The National Consumer Disputes Redressal Commission, led by Dr. Inder Jit Singh, has given a ruling emphasising that insurance policies must be interpreted in a manner that aligns with the insured’s reasonable expectations.
In this case, the wife of a deceased loan holder appealed for the settlement of an insured amount. The husband had taken a loan of Rs.10 lacs from Syndicate Bank to build a house, with a monthly repayment condition deducted from his salary. Alongside this, the bank had taken an insurance policy, called ‘Unihome Care Insurance Policy’, from United India Insurance for Rs.10 lacs. This policy was intended to cover the repayment of the loan in case of sudden mishaps to the insured property or the husband’s life.
Unfortunately, the husband passed away due to a heart attack, and when the wife filed for the settlement of the insured amount, the bank declined the request. They argued that the death was not accidental and, therefore, not covered by the policy.

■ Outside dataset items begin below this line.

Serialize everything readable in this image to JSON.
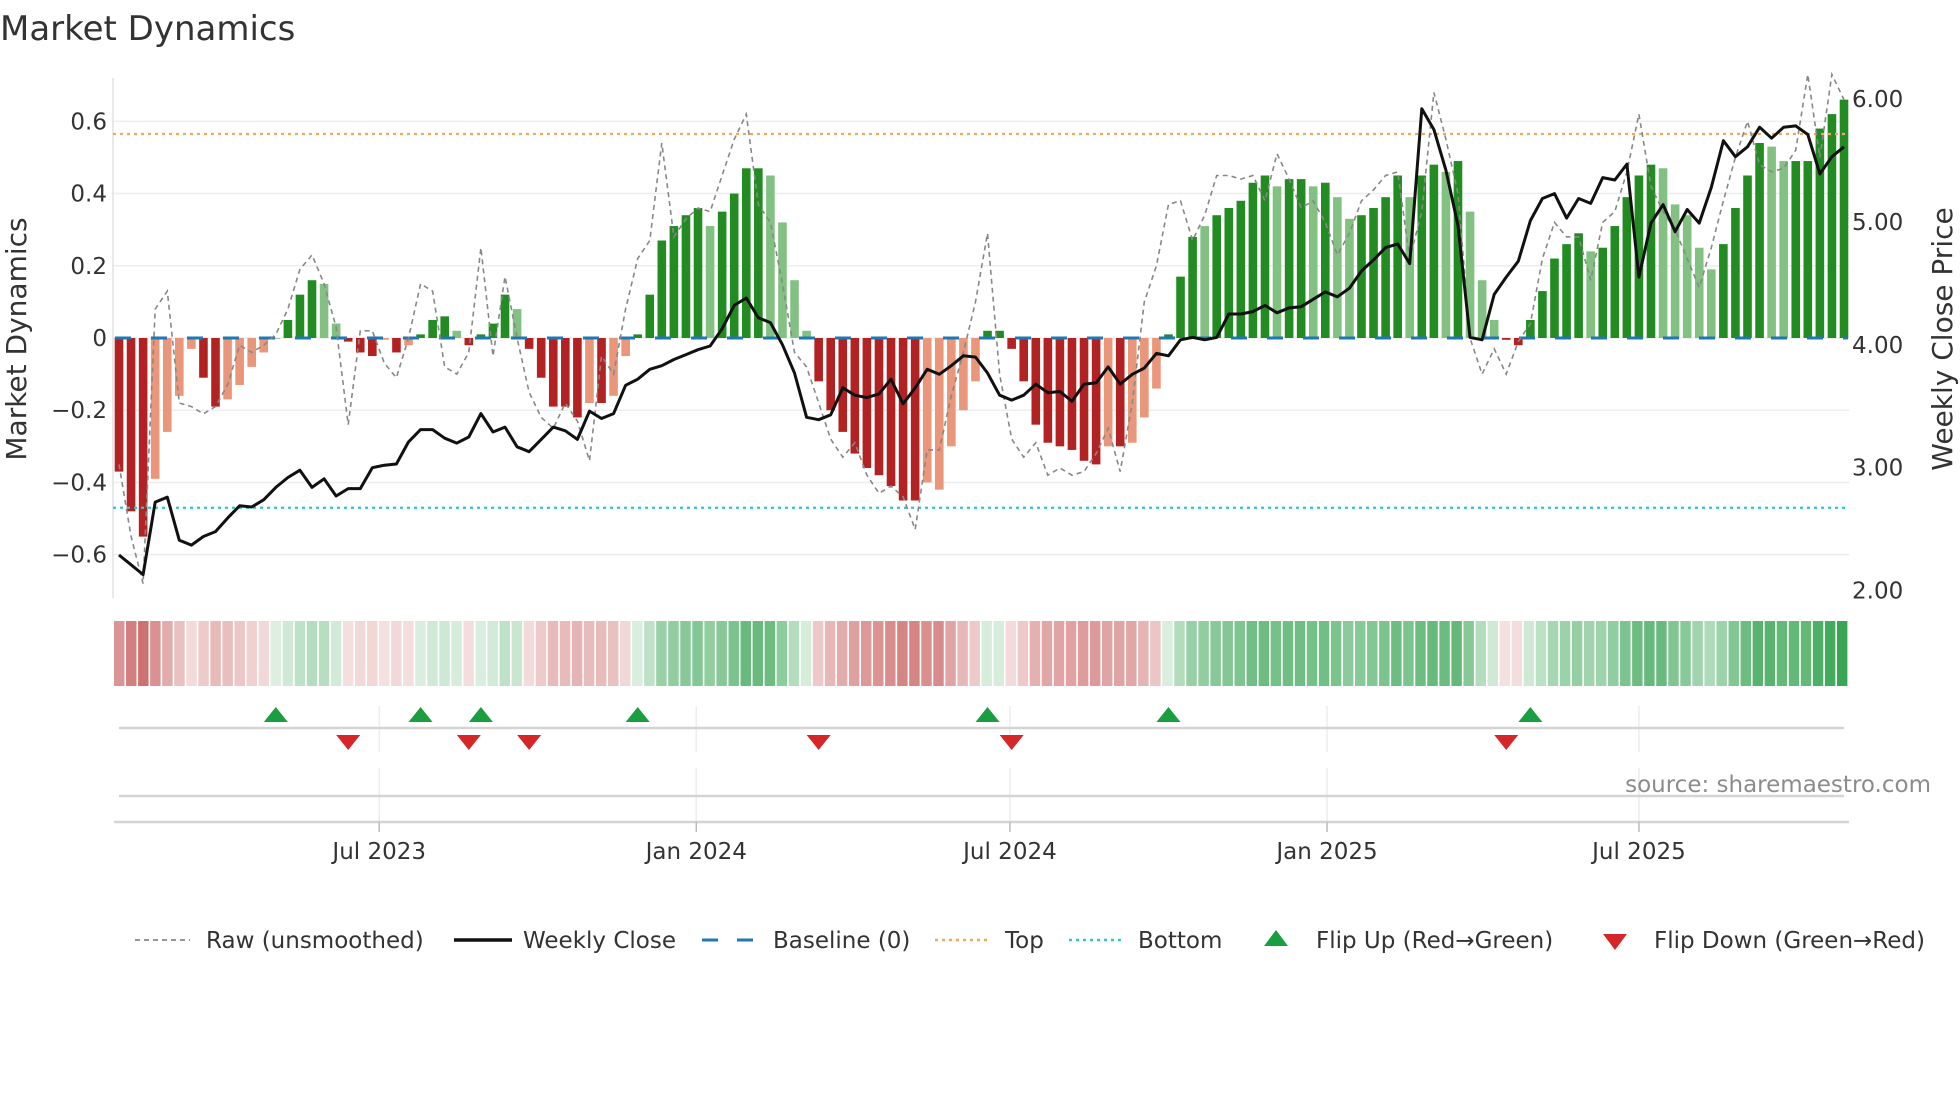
{
  "title": "Market Dynamics",
  "source": "source: sharemaestro.com",
  "chart_data": {
    "type": "bar",
    "title": "Market Dynamics",
    "ylabel": "Market Dynamics",
    "y2label": "Weekly Close Price",
    "frequency": "weekly",
    "start_date": "2023-01-31",
    "ylim": [
      -0.72,
      0.72
    ],
    "y2lim": [
      1.94,
      6.17
    ],
    "yticks": [
      {
        "v": 0.6,
        "label": "0.6"
      },
      {
        "v": 0.4,
        "label": "0.4"
      },
      {
        "v": 0.2,
        "label": "0.2"
      },
      {
        "v": 0,
        "label": "0"
      },
      {
        "v": -0.2,
        "label": "−0.2"
      },
      {
        "v": -0.4,
        "label": "−0.4"
      },
      {
        "v": -0.6,
        "label": "−0.6"
      }
    ],
    "y2ticks": [
      {
        "v": 6,
        "label": "6.00"
      },
      {
        "v": 5,
        "label": "5.00"
      },
      {
        "v": 4,
        "label": "4.00"
      },
      {
        "v": 3,
        "label": "3.00"
      },
      {
        "v": 2,
        "label": "2.00"
      }
    ],
    "xticks": [
      {
        "date": "2023-07-01",
        "label": "Jul 2023"
      },
      {
        "date": "2024-01-01",
        "label": "Jan 2024"
      },
      {
        "date": "2024-07-01",
        "label": "Jul 2024"
      },
      {
        "date": "2025-01-01",
        "label": "Jan 2025"
      },
      {
        "date": "2025-07-01",
        "label": "Jul 2025"
      }
    ],
    "grid": true,
    "top_level": 0.565,
    "bottom_level": -0.47,
    "baseline": 0,
    "dynamics": [
      -0.37,
      -0.48,
      -0.55,
      -0.39,
      -0.26,
      -0.16,
      -0.03,
      -0.11,
      -0.19,
      -0.17,
      -0.13,
      -0.08,
      -0.04,
      0,
      0.05,
      0.12,
      0.16,
      0.15,
      0.04,
      -0.01,
      -0.04,
      -0.05,
      -0.005,
      -0.04,
      -0.02,
      0.01,
      0.05,
      0.06,
      0.02,
      -0.02,
      0.01,
      0.04,
      0.12,
      0.08,
      -0.03,
      -0.11,
      -0.19,
      -0.19,
      -0.22,
      -0.18,
      -0.18,
      -0.16,
      -0.05,
      0.01,
      0.12,
      0.27,
      0.31,
      0.34,
      0.36,
      0.31,
      0.35,
      0.4,
      0.47,
      0.47,
      0.45,
      0.32,
      0.16,
      0.02,
      -0.12,
      -0.2,
      -0.26,
      -0.32,
      -0.36,
      -0.38,
      -0.41,
      -0.45,
      -0.45,
      -0.4,
      -0.42,
      -0.3,
      -0.2,
      -0.12,
      0.02,
      0.02,
      -0.03,
      -0.12,
      -0.24,
      -0.29,
      -0.3,
      -0.31,
      -0.34,
      -0.35,
      -0.3,
      -0.3,
      -0.29,
      -0.22,
      -0.14,
      0.01,
      0.17,
      0.28,
      0.31,
      0.34,
      0.36,
      0.38,
      0.43,
      0.45,
      0.42,
      0.44,
      0.44,
      0.42,
      0.43,
      0.39,
      0.33,
      0.34,
      0.36,
      0.39,
      0.45,
      0.39,
      0.45,
      0.48,
      0.46,
      0.49,
      0.35,
      0.16,
      0.05,
      -0.005,
      -0.02,
      0.05,
      0.13,
      0.22,
      0.26,
      0.29,
      0.24,
      0.25,
      0.31,
      0.39,
      0.45,
      0.48,
      0.47,
      0.37,
      0.34,
      0.25,
      0.19,
      0.26,
      0.36,
      0.45,
      0.54,
      0.53,
      0.49,
      0.49,
      0.49,
      0.58,
      0.62,
      0.66
    ],
    "strengthening": [
      1,
      1,
      1,
      0,
      0,
      0,
      0,
      1,
      1,
      0,
      0,
      0,
      0,
      0,
      1,
      1,
      1,
      0,
      0,
      1,
      1,
      1,
      0,
      1,
      0,
      1,
      1,
      1,
      0,
      1,
      1,
      1,
      1,
      0,
      1,
      1,
      1,
      1,
      1,
      0,
      1,
      0,
      0,
      1,
      1,
      1,
      1,
      1,
      1,
      0,
      1,
      1,
      1,
      1,
      0,
      0,
      0,
      0,
      1,
      1,
      1,
      1,
      1,
      1,
      1,
      1,
      1,
      0,
      0,
      0,
      0,
      0,
      1,
      1,
      1,
      1,
      1,
      1,
      1,
      1,
      1,
      1,
      0,
      1,
      0,
      0,
      0,
      1,
      1,
      1,
      0,
      1,
      1,
      1,
      1,
      1,
      0,
      1,
      1,
      0,
      1,
      0,
      0,
      1,
      1,
      1,
      1,
      0,
      1,
      1,
      0,
      1,
      0,
      0,
      0,
      1,
      1,
      1,
      1,
      1,
      1,
      1,
      0,
      1,
      1,
      1,
      1,
      1,
      0,
      0,
      0,
      0,
      0,
      1,
      1,
      1,
      1,
      0,
      0,
      1,
      1,
      1,
      1,
      1
    ],
    "raw": [
      -0.35,
      -0.55,
      -0.68,
      0.08,
      0.13,
      -0.18,
      -0.19,
      -0.21,
      -0.19,
      -0.13,
      -0.02,
      -0.04,
      -0.02,
      0.01,
      0.08,
      0.19,
      0.23,
      0.15,
      0.03,
      -0.24,
      0.02,
      0.02,
      -0.07,
      -0.11,
      0.0,
      0.15,
      0.13,
      -0.08,
      -0.1,
      -0.04,
      0.25,
      -0.05,
      0.17,
      0.0,
      -0.15,
      -0.22,
      -0.25,
      -0.18,
      -0.23,
      -0.34,
      -0.05,
      -0.1,
      0.08,
      0.22,
      0.27,
      0.54,
      0.28,
      0.33,
      0.36,
      0.35,
      0.45,
      0.55,
      0.62,
      0.37,
      0.32,
      0.15,
      -0.04,
      -0.08,
      -0.18,
      -0.28,
      -0.33,
      -0.29,
      -0.38,
      -0.43,
      -0.41,
      -0.44,
      -0.53,
      -0.31,
      -0.31,
      -0.16,
      -0.04,
      0.1,
      0.29,
      -0.1,
      -0.28,
      -0.33,
      -0.29,
      -0.38,
      -0.36,
      -0.38,
      -0.37,
      -0.32,
      -0.25,
      -0.37,
      -0.18,
      0.1,
      0.2,
      0.37,
      0.38,
      0.27,
      0.34,
      0.45,
      0.45,
      0.44,
      0.45,
      0.38,
      0.51,
      0.44,
      0.36,
      0.38,
      0.32,
      0.23,
      0.29,
      0.38,
      0.41,
      0.45,
      0.46,
      0.22,
      0.35,
      0.68,
      0.55,
      0.4,
      0.0,
      -0.1,
      -0.03,
      -0.1,
      -0.01,
      0.04,
      0.22,
      0.32,
      0.28,
      0.28,
      0.16,
      0.32,
      0.35,
      0.46,
      0.62,
      0.42,
      0.35,
      0.3,
      0.22,
      0.14,
      0.25,
      0.38,
      0.5,
      0.6,
      0.48,
      0.46,
      0.47,
      0.52,
      0.73,
      0.5,
      0.73,
      0.66
    ],
    "weekly_close": [
      2.29,
      2.21,
      2.13,
      2.72,
      2.76,
      2.41,
      2.37,
      2.44,
      2.48,
      2.59,
      2.69,
      2.68,
      2.74,
      2.84,
      2.92,
      2.98,
      2.84,
      2.91,
      2.77,
      2.83,
      2.83,
      3.0,
      3.02,
      3.03,
      3.21,
      3.31,
      3.31,
      3.24,
      3.2,
      3.25,
      3.44,
      3.29,
      3.33,
      3.17,
      3.13,
      3.23,
      3.33,
      3.3,
      3.23,
      3.46,
      3.4,
      3.44,
      3.67,
      3.72,
      3.8,
      3.83,
      3.88,
      3.92,
      3.96,
      3.99,
      4.13,
      4.32,
      4.38,
      4.22,
      4.18,
      4.0,
      3.77,
      3.41,
      3.39,
      3.43,
      3.65,
      3.59,
      3.57,
      3.6,
      3.72,
      3.52,
      3.65,
      3.8,
      3.76,
      3.83,
      3.91,
      3.9,
      3.77,
      3.59,
      3.55,
      3.59,
      3.68,
      3.61,
      3.62,
      3.54,
      3.68,
      3.69,
      3.82,
      3.68,
      3.76,
      3.81,
      3.93,
      3.91,
      4.04,
      4.06,
      4.04,
      4.06,
      4.25,
      4.25,
      4.27,
      4.32,
      4.26,
      4.3,
      4.31,
      4.37,
      4.43,
      4.39,
      4.46,
      4.6,
      4.69,
      4.79,
      4.82,
      4.66,
      5.92,
      5.75,
      5.42,
      4.97,
      4.06,
      4.04,
      4.41,
      4.55,
      4.68,
      5.01,
      5.19,
      5.23,
      5.03,
      5.19,
      5.15,
      5.36,
      5.34,
      5.47,
      4.55,
      4.99,
      5.14,
      4.92,
      5.1,
      4.99,
      5.28,
      5.66,
      5.53,
      5.61,
      5.77,
      5.68,
      5.77,
      5.78,
      5.71,
      5.39,
      5.53,
      5.61
    ],
    "signals": [
      {
        "type": "up",
        "date": "2023-05-02"
      },
      {
        "type": "up",
        "date": "2023-07-25"
      },
      {
        "type": "up",
        "date": "2023-08-29"
      },
      {
        "type": "up",
        "date": "2023-11-28"
      },
      {
        "type": "up",
        "date": "2024-06-18"
      },
      {
        "type": "up",
        "date": "2024-10-01"
      },
      {
        "type": "up",
        "date": "2025-04-29"
      },
      {
        "type": "down",
        "date": "2023-06-13"
      },
      {
        "type": "down",
        "date": "2023-08-22"
      },
      {
        "type": "down",
        "date": "2023-09-26"
      },
      {
        "type": "down",
        "date": "2024-03-12"
      },
      {
        "type": "down",
        "date": "2024-07-02"
      },
      {
        "type": "down",
        "date": "2025-04-15"
      }
    ],
    "legend": {
      "placement": "bottom",
      "items": [
        {
          "key": "raw",
          "label": "Raw (unsmoothed)"
        },
        {
          "key": "close",
          "label": "Weekly Close"
        },
        {
          "key": "baseline",
          "label": "Baseline (0)"
        },
        {
          "key": "top",
          "label": "Top"
        },
        {
          "key": "bottom",
          "label": "Bottom"
        },
        {
          "key": "flip_up",
          "label": "Flip Up (Red→Green)"
        },
        {
          "key": "flip_down",
          "label": "Flip Down (Green→Red)"
        }
      ]
    },
    "colors": {
      "green_strong": "#228b22",
      "green_weak": "#82c182",
      "red_strong": "#b22222",
      "red_weak": "#e9967a",
      "close": "#111111",
      "raw": "#888888",
      "baseline": "#1f77b4",
      "top": "#f0a860",
      "bottom": "#2ec4d6",
      "flip_up": "#1a9e3f",
      "flip_down": "#d62728",
      "strip_green": "#3aa655",
      "strip_red": "#c85a5a"
    }
  }
}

The wife took the matter to the District Forum, which partially agreed with her. The bank contested this decision at the State Commission, but their appeal was dismissed. Undeterred, the bank brought the case to the National Commission.
The insurer defended their position by referring to Section II of the policy. According to this, the bank was required to compensate the deceased employee’s legal representatives if specific conditions were met. The main condition was that the insured sum would only be paid if the borrower’s death resulted directly from an unforeseen, violent incident, within twelve months. Since the husband’s death was due to a severe heart attack, the insurer argued that the policy did not cover this as it was not classified as an accident.
However, the Commission noted that the policy was primarily focused on claims related to the house, with no explicit coverage for personal accidents. Despite this, the insurer admitted that they could have paid the insured sum if the death had been accidental. The wife’s counsel argued that the bank had taken the insurance policy to cover the loan in case of both property damage and the loanee’s death.
Referring to a Supreme Court verdict in Canara Bank Vs. United India Insurance Co. Ltd. & Ors., the Commission stated that insurance policies should be read in a way that aligns with the insured’s reasonable expectations. Any ambiguity should be resolved in favour of the insured. They also clarified that their role was limited to intervening only in cases where the lower authorities had acted illegally or with gross irregularity.
Finding no such grounds, the Commission upheld the State Commission’s decision and dismissed the bank’s petition. The case, titled United India Insurance Vs. Manjula & 2 Ors., and numbered R.P. No. 1943/2017, serves as a reminder that insurance policies should be clear and unambiguous, aligning with the insured’s reasonable expectations.